GRPO on the Countdown Reasoning Task

GitHub: Repo

Context

This project was completed for COMP 579 (Reinforcement Learning) with Abhijeet Praveen and Aman Sidhu. Initially we were inspired by TinyZero then during our project work, McGill’s NLP group released nanoAhaMoment which is great reference. Our project never achieved the results that we would’ve expected which leads me to believe that there’s a bug hidden somewhere in our implementation.

Abstract

We explore Group Relative Policy Optimization (GRPO) and its application to enhancing the reasoning capabilities of large language models (LLMs). This project implements GRPO in PyTorch and evaluates its effectiveness on the Countdown arithmetic reasoning benchmark using the Qwen2.5-1.5B-Instruct model. GRPO modifies Proximal Policy Optimization (PPO) by estimating advantages from group-level rewards, reducing dependency on value functions.
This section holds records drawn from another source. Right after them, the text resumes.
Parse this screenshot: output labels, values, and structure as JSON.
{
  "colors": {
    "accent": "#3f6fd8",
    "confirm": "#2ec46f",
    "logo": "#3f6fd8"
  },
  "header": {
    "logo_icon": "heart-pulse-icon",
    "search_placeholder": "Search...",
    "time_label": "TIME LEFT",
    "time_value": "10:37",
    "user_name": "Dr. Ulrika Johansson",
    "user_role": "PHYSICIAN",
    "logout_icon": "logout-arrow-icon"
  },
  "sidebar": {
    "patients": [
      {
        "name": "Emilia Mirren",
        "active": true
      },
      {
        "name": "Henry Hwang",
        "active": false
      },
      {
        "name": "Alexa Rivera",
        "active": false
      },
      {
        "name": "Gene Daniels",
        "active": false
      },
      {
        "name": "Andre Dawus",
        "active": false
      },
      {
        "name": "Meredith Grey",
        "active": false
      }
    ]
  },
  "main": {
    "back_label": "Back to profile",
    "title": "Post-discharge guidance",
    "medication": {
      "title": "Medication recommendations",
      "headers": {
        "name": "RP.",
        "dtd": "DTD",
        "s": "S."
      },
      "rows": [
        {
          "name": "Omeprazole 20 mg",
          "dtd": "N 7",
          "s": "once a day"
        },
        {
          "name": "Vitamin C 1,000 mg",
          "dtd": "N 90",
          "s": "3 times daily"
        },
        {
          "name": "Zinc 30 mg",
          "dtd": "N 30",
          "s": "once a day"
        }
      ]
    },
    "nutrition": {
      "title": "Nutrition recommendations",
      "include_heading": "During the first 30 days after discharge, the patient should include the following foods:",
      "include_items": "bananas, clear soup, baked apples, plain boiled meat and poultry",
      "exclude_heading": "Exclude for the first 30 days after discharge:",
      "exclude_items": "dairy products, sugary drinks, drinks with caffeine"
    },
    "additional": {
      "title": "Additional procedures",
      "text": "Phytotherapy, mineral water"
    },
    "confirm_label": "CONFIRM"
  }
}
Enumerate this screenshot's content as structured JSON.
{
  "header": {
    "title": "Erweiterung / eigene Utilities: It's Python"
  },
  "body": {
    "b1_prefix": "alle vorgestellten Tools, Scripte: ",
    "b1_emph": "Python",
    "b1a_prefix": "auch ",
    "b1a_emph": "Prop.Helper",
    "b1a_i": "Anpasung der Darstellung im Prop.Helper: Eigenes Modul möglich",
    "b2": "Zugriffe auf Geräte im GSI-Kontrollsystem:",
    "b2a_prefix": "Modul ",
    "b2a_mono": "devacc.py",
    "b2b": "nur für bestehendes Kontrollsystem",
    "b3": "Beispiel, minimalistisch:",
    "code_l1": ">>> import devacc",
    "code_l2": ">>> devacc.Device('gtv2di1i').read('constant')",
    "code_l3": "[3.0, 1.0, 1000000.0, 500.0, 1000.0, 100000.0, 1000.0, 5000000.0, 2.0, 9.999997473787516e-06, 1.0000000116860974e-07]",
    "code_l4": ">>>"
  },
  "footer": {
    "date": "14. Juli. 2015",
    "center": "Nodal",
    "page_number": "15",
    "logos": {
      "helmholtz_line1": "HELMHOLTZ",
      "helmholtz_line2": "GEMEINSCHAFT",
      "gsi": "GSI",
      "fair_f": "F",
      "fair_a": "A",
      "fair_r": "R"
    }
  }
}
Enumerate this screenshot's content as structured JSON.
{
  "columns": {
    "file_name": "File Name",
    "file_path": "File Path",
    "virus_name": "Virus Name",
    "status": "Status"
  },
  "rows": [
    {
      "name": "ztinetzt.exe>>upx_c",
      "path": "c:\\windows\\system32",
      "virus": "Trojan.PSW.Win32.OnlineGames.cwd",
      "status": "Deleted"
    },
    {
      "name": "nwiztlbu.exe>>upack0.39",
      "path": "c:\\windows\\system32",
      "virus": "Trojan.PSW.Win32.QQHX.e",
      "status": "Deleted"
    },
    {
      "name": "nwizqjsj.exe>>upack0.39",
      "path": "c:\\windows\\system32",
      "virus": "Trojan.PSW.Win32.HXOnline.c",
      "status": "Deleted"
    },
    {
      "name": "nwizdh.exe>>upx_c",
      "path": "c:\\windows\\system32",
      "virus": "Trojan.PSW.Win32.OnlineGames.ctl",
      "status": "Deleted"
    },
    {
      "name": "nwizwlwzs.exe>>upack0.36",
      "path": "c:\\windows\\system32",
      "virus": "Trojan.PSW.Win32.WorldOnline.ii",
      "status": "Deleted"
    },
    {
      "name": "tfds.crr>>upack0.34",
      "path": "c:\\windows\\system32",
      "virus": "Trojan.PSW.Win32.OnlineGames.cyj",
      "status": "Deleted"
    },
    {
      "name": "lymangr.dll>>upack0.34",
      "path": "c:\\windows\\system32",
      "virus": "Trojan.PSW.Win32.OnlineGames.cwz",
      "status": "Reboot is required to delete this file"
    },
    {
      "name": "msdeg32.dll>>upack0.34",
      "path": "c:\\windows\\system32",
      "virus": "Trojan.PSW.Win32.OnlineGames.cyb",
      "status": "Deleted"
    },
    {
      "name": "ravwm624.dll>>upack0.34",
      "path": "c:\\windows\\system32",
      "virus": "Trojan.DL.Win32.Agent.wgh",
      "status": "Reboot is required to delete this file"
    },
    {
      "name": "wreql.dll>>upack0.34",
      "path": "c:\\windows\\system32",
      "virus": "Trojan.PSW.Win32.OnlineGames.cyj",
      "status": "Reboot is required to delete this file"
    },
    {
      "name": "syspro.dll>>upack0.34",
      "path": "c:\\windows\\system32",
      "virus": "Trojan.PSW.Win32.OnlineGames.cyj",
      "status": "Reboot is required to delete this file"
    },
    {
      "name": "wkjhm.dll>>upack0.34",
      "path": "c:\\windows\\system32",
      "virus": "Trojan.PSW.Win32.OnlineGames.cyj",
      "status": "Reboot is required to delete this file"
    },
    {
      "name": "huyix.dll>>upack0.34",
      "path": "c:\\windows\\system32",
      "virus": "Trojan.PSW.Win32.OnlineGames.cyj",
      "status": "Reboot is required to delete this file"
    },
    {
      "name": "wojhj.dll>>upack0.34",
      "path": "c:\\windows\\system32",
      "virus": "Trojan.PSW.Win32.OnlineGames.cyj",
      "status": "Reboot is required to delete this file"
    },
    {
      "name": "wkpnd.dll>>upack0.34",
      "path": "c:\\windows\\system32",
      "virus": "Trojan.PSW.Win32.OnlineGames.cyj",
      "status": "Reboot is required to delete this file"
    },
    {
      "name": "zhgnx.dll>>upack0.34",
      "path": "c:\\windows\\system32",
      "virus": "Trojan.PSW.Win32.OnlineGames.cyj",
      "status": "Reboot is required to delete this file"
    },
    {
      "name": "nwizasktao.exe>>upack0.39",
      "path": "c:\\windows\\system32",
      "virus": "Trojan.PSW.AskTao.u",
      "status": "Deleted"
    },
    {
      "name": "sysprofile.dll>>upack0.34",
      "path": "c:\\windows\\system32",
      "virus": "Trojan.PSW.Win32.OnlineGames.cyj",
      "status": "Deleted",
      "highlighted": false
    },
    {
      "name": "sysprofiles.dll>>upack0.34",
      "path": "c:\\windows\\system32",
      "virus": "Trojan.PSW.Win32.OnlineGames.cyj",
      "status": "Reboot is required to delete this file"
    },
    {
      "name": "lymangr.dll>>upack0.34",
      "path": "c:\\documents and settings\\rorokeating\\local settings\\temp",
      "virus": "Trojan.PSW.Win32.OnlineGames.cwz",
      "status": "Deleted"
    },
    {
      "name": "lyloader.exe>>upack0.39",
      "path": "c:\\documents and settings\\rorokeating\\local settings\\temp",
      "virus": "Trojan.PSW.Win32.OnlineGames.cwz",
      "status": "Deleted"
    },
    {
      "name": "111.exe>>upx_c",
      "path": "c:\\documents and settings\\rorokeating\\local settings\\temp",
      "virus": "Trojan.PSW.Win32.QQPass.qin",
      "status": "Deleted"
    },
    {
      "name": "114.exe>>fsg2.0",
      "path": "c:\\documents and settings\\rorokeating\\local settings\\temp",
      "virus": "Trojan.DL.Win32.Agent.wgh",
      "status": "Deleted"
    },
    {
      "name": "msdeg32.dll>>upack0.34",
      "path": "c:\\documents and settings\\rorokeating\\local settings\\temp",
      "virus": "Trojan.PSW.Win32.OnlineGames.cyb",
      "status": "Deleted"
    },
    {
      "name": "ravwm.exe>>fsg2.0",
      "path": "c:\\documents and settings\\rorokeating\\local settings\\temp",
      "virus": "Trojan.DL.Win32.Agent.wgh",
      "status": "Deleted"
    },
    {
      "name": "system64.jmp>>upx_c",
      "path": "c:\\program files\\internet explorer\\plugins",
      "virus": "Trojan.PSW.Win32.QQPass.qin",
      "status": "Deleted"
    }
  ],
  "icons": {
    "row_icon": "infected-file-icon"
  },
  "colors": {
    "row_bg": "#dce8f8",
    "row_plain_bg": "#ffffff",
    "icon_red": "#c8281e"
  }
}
Our experiments measure the performance of this GRPO algorithm, providing insights into its design choices. Our experiments show that the best GRPO fine-tuned model achieved a test mean reward of 0.18 and test mean accuracy of 10.9% with a group size of G=3, an improvement over the untrained baseline model, which achieved a mean reward of 0.122 and accuracy of 5%. These results highlight the potential of GRPO for improving LLM reasoning through more structured reinforcement learning. We release all our code to facilitate future research into scalable, efficient methods for enhancing LLM reasoning capabilities.